Source: HSBC, as at 31/12/2022
Income is the dominant source of UK equity returns
The dominance of income in UK total returns is compelling and for the reasons above, income should continue to be a material component of total return within the UK market.
This will mainly be driven by the sector exposure of the FTSE 100, which accounts for 80% of the FTSE All Share. Over the past 15 years, the FTSE 100 has generated returns of around 5.2% per annum, but around 4% of this annualised performance was generated from constituent dividend income.
This highlights the prominence of income as a component of total return in the UK. This structural preference for income within the index is certainly unique across the globe and offers a compelling opportunity for investors.

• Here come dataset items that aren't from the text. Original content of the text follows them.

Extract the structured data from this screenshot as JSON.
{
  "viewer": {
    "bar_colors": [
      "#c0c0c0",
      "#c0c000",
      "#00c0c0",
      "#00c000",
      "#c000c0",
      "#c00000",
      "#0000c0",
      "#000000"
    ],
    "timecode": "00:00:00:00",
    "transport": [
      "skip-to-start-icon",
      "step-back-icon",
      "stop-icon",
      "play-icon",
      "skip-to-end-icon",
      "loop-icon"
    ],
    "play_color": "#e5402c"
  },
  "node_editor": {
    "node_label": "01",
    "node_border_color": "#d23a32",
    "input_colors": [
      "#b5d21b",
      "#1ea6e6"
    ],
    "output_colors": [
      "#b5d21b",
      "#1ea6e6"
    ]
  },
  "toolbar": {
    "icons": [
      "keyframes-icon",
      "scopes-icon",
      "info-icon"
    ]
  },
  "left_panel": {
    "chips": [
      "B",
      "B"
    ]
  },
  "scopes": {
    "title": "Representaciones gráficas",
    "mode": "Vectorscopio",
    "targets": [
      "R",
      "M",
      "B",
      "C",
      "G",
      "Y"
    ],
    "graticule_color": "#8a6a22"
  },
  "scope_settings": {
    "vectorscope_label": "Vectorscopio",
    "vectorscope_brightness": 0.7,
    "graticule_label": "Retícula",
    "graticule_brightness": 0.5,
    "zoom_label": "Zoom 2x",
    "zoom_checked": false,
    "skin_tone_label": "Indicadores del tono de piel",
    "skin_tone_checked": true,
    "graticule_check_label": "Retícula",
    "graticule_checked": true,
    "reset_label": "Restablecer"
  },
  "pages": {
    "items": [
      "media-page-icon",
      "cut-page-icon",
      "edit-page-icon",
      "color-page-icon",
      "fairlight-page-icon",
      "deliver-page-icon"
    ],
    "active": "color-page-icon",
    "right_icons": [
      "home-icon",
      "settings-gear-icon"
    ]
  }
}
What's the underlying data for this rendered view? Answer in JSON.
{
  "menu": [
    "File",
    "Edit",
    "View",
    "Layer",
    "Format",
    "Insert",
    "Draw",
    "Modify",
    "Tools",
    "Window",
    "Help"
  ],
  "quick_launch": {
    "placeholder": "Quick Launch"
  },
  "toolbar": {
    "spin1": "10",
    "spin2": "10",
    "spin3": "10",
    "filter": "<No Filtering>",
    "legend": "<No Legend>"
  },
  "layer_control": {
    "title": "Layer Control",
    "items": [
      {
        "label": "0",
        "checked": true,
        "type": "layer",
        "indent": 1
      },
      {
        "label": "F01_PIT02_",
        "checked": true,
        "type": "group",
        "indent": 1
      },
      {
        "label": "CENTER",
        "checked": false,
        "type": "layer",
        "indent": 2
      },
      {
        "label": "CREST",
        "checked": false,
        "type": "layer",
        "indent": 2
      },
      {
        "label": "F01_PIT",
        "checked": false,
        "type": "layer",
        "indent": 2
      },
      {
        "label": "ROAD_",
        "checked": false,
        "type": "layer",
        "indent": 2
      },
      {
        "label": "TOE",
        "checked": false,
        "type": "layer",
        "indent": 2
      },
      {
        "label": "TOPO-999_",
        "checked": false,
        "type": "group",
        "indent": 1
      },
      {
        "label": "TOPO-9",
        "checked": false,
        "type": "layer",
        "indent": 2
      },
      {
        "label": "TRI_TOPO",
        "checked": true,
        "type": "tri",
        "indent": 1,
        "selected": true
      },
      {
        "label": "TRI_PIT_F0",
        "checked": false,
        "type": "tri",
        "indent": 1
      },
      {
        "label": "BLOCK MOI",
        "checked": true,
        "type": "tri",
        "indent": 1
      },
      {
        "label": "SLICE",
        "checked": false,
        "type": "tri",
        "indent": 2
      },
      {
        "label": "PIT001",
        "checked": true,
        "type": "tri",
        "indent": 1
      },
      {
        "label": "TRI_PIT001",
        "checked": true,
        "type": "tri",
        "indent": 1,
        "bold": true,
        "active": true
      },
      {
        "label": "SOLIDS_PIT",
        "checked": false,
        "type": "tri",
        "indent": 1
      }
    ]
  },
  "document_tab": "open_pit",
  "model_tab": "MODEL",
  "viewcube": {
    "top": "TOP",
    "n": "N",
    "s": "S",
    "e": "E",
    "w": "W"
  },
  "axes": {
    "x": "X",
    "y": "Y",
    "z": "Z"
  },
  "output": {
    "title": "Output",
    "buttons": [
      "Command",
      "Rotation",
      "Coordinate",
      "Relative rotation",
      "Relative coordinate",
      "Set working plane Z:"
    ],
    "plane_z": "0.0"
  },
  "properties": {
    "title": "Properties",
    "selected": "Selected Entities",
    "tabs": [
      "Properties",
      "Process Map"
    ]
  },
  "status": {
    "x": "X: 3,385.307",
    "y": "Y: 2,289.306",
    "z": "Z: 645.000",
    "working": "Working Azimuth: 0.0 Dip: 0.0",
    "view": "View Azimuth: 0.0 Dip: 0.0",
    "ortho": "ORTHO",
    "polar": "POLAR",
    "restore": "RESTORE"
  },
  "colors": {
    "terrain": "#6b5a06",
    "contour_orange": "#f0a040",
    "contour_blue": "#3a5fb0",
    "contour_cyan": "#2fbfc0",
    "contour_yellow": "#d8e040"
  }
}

All of these factors highlight the importance of active management. By allocating passively to the UK market, investors will enjoy a healthy dividend yield but only through active management can investors target a yield premium. When income is such an important component of total return, a healthy yield premium begins to compound at a rapid rate.
Rising interest rates have enhanced the attractiveness of fixed income, however the FTSE 100 remains a natural hunting ground for active equity managers seeking income.
Jo Rands is a portfolio manager and research analyst at Martin Currie, part of Franklin Templeton. The views expressed above should not be taken as investment advice.